Having recently moved into a small town exurban area, the major social divisions I see are between pop cultural conformists and non-conformists, and those cut closely along the greater divide between the pickup truck anti-intellectuals and crunchy Prius people.
posted by majick at 2:23 PM on September 25, 2008 [4 favorites]


Pokemon vs Yu-Gi-Oh -- because much like the video game examples, most kids can only afford one dumb addiction at a time.
posted by faster than a speeding bulette at 4:52 PM on September 25, 2008


Good question, ericc. I don't know what they are myself, but I'll bet they're just as many toy polemics as there used to be. The thing is, even a lot of kids are not aware of them, since you really have to be on a particular wavelength. I wouldn't have known some from my own childhood if I hadn't visited the right friend's house, at the right time.
posted by Rich Smorgasbord at 6:08 PM on September 25, 2008


Well, I'll answer this from a middle school perspective.

Rap vs. Rock
Rap vs. Emo
Rap vs. Skaters
Skinny jeans vs. Regular jeans vs. Sagging
Girls vs. Boys

Actually none of these are really clear divisions. As others have said, culture in general is much more diffuse than it was even 10 years ago.
posted by Wayman Tisdale at 8:05 PM on September 25, 2008


Where I grew up, it was Carolina vs. Duke, or Carolina vs. NC State. College basketball in North Carolina is really intense. It was the first question we asked a new kid on the playground for years. "Who's your favorite ACC team?" Then people would ridicule him based on his answer.
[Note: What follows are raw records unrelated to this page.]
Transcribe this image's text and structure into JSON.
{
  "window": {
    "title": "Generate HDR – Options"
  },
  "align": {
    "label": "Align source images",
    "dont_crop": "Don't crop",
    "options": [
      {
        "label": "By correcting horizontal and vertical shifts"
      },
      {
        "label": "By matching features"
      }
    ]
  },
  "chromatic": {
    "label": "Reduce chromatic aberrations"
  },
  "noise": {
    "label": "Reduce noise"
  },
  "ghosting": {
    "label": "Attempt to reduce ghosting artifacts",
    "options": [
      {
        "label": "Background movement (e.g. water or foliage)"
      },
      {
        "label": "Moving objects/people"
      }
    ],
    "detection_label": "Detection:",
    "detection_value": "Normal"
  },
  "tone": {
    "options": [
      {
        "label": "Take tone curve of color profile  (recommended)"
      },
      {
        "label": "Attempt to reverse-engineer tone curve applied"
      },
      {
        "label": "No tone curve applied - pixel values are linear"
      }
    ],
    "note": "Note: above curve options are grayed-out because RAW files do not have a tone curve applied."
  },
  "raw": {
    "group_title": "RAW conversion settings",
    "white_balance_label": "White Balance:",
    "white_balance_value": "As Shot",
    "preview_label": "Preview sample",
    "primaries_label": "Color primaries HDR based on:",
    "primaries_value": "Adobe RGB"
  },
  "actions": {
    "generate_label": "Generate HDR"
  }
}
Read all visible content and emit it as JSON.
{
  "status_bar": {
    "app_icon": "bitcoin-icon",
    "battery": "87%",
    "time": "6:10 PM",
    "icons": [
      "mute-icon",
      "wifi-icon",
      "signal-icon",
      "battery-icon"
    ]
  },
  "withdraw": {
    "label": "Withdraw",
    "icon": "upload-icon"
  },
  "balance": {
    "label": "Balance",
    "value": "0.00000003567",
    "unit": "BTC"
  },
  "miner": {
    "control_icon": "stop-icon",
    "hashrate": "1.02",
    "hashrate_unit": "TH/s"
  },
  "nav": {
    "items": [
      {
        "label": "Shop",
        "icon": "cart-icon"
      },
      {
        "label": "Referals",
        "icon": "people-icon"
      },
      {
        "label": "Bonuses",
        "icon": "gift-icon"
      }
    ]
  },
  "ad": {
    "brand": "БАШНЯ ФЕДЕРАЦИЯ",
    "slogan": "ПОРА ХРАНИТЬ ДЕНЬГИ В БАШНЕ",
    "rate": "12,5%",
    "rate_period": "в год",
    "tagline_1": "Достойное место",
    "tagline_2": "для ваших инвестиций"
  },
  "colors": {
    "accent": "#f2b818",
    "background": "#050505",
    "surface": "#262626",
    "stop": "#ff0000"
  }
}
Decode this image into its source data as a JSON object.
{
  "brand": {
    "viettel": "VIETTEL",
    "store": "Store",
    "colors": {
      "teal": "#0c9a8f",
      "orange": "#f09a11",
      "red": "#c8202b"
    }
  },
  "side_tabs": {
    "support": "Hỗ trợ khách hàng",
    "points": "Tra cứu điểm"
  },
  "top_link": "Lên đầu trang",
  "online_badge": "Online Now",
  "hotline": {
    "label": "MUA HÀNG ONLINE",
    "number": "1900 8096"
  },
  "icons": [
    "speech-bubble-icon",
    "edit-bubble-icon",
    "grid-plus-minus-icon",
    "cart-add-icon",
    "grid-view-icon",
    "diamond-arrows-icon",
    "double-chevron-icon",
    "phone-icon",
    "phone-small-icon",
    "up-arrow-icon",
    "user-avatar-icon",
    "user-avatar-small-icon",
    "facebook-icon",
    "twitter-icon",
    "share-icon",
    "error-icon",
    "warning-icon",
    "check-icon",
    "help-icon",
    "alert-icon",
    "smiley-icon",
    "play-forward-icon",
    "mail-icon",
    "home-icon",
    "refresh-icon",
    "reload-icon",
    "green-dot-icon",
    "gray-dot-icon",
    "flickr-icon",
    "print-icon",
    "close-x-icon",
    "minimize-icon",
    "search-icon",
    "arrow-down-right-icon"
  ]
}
There were elaborate dissing, rhyming chants to put people on the other side down. Maybe other regions have similar sports team battles?
posted by weezetr at 8:30 PM on September 25, 2008


Best answer: Hannah Montana/Miley Cyrus, Jonas Brothers, Naked Brothers Band, or whoever the latest manufactured pop band is. At least with the 7-9 year old girls enrolled in our study, and we're trying to get them to watch less TV. An uphill battle when those "pop stars" are everywhere!
posted by wilky at 11:40 PM on September 25, 2008


I'd love to see a playground fight over McCain vs Obama.

If anything, I think my generation was a "GI Joe vs Transformers." I think these days it'd be something along the lines of Pokemon vs Yu-Gi-Oh vs countless other ripoffs. I wouldn't think there'd be much of a game console debate. When I had an NES, I was excited to be able to play games on a friend's Sega.

With the revival of Batman and Spider-Man (I dunno about Superman), not to mention the X-Men, Iron Man, et al, I'm sure superheroes have become a common source of playground debates once again. I don't think they can afford the comic books these days, though.

Unfortunately, I think MTV could very well be the main source of grade school conversations now, and... that kind of terrifies me...
posted by TheSecretDecoderRing at 11:51 PM on September 25, 2008


G-Unit vs. D-Block?
posted by Citrus at 7:36 AM on September 26, 2008


Response by poster: Thanks all.

Yes, I know it isn't (and wasn't even when I was a kid) an all-consuming battle between one or the other, but there were enough kids with preference for one over the other that you could see trends.

I know it still exists today. (There are enough Hollister kids that hate A&F and A&F kids that hate Hollister that there is some cultural competition between Hollister and A&F.* But of course that's not to say no one could possible like both or none. Still, it's interesting to note what they are.)

I was asking for what those trends are today in the younger set. I like the idea, but am clueless about modern manifestations.

Thanks much to those who offered examples.


* - btw, it's a manufactured compition as Hollister and A&F are owned by the same parent company.